イザベルはこれが二宮の冗談なんだと思った。


「うちに帰る前も後も、一緒にいたいっす・・・」

二宮の声は低くなった。


「ぷっ。それじゃ、一日中、一緒じゃないですか?」


--- ^_^ わっはっは! ---


「おす。でも、一日じゃなくて、次の朝もイザベルちゃんと一緒にいたいんです・・・」


どきんっ・・・。


(お泊りして欲しいってことかしら・・・?)


--- ^_^ わっはっは! ---


じぃーーーっ。

「・・・」


どっくん、どっくん・・・。

「二宮さん・・・、それって・・・」


「オレと結婚してください・・・」

突然、二宮はイザベルにプロポーズした。


どっかぁーーーん!


--- ^_^ わっはっは! ---


「え・・・。あの、わたし、まだ二十歳だし、二宮さんとは、デートだってろくろくしてないし、いろいろやりたいことあるし・・・」

イザベルは完全に不意を突かれていた。


「イザベルちゃんに、めちゃ惚れてます・・・」


かぁーーーっ。

どきどき・・・。


「どうしよう・・・」


(やだ、わたしったら・・・。
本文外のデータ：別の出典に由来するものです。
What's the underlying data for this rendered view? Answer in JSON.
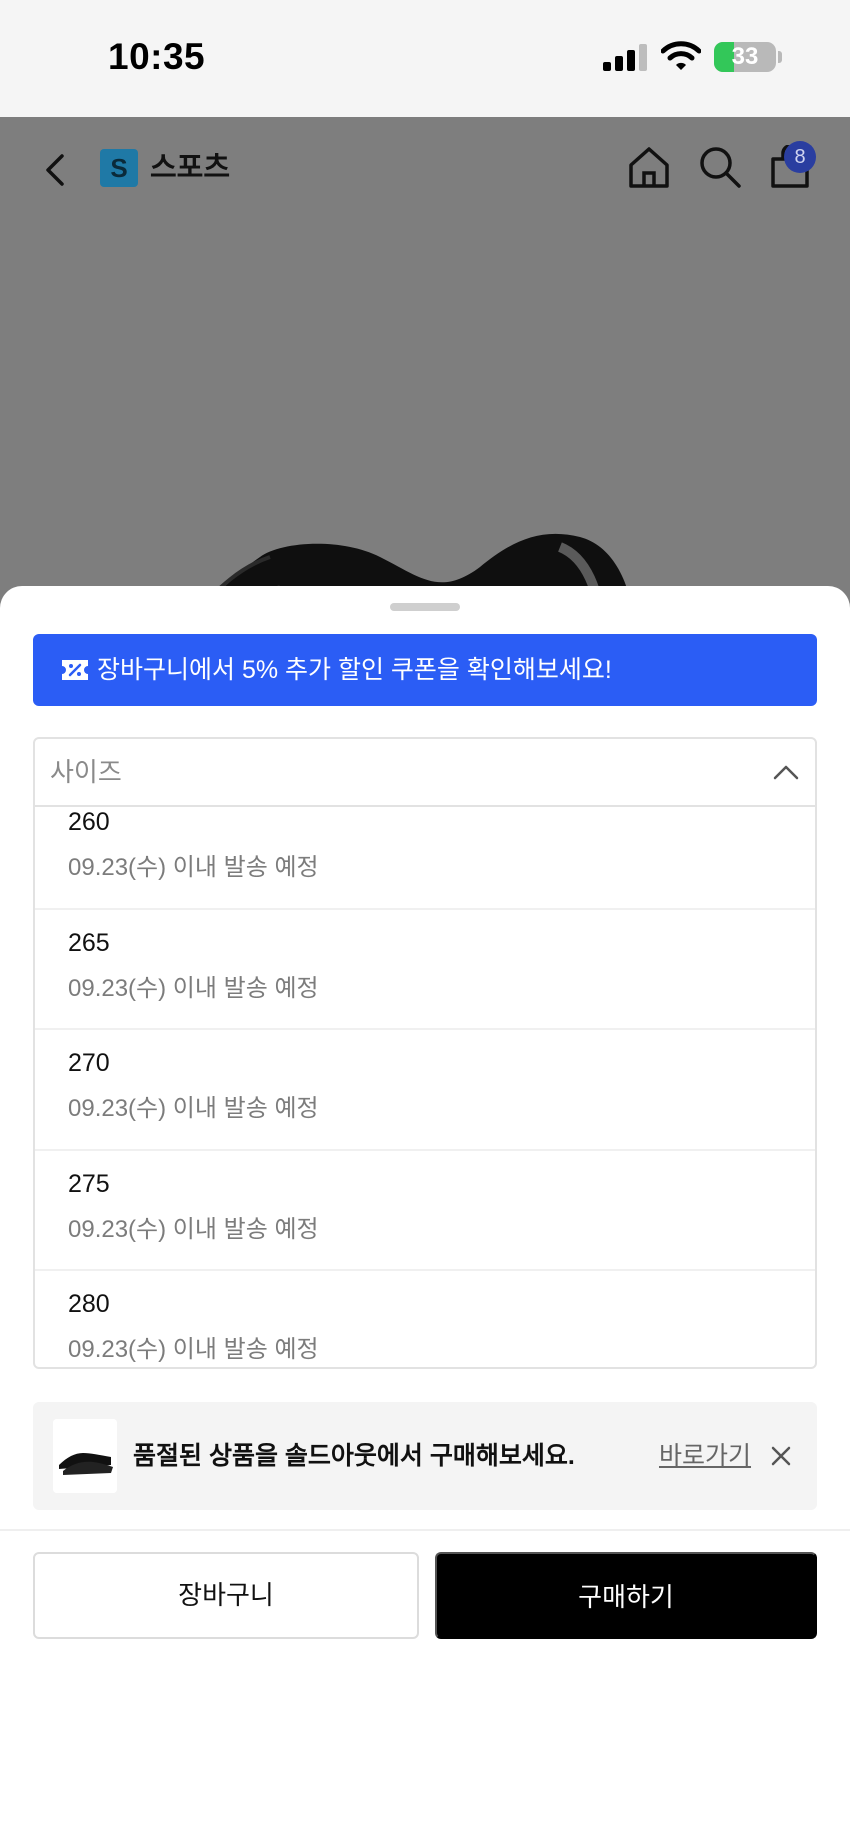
{
  "status_bar": {
    "time": "10:35",
    "battery_level": "33",
    "battery_percent": 33,
    "battery_color": "#33c759",
    "icons": [
      "cellular-signal-icon",
      "wifi-icon",
      "battery-charging-icon"
    ]
  },
  "header": {
    "back_icon": "chevron-left-icon",
    "brand_logo": "S",
    "brand_name": "스포츠",
    "icons": [
      "home-icon",
      "search-icon",
      "shopping-bag-icon"
    ],
    "cart_badge": "8"
  },
  "coupon_banner": {
    "icon": "coupon-ticket-icon",
    "text": "장바구니에서 5% 추가 할인 쿠폰을 확인해보세요!",
    "color": "#2b5df5"
  },
  "size_select": {
    "label": "사이즈",
    "chevron_icon": "chevron-up-icon",
    "options": [
      {
        "size": "260",
        "shipping": "09.23(수) 이내 발송 예정"
      },
      {
        "size": "265",
        "shipping": "09.23(수) 이내 발송 예정"
      },
      {
        "size": "270",
        "shipping": "09.23(수) 이내 발송 예정"
      },
      {
        "size": "275",
        "shipping": "09.23(수) 이내 발송 예정"
      },
      {
        "size": "280",
        "shipping": "09.23(수) 이내 발송 예정"
      }
    ]
  },
  "soldout_banner": {
    "text": "품절된 상품을 솔드아웃에서 구매해보세요.",
    "link": "바로가기",
    "close_icon": "close-icon"
  },
  "actions": {
    "cart_label": "장바구니",
    "buy_label": "구매하기"
  }
}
嬉しいと思っちゃってる・・・)


じぃーーーっ。

二宮はイザベルを見つめて、申し訳なさそうに言った。


「まずは、ちゃんとしたデートから始めさせてもらえませんか?」

「デートですか・・・?あの、そんなこと、突然言われても・・・」


どっくん、どっくん。

(困っちゃうなぁ・・・)


とろーーーん。


「じゃあ・・・、デートの前に、とりあえずバイトから?」

「はいっ?」


--- ^_^ わっはっは! ---


ぼかっ!


(てなことが発端とは、絶対に言えないわ・・・)


--- ^_^ わっはっは! ---




「どうしたのよ、イザベル、突然だんまりを決め込んじゃって?」

茂木が言った。


「あ、そろそろ、戻る時間じゃないんですか?」

イザベルが時計を見た。


「あ、ホントですね」

石橋が相槌を打った。


「そっかぁ、しょうがないなぁ・・・。戻ろうか」

「はい」


「じゃ、続きはまたね、イザベル」

ぱちっ。

茂木はイザベルにウィンクした。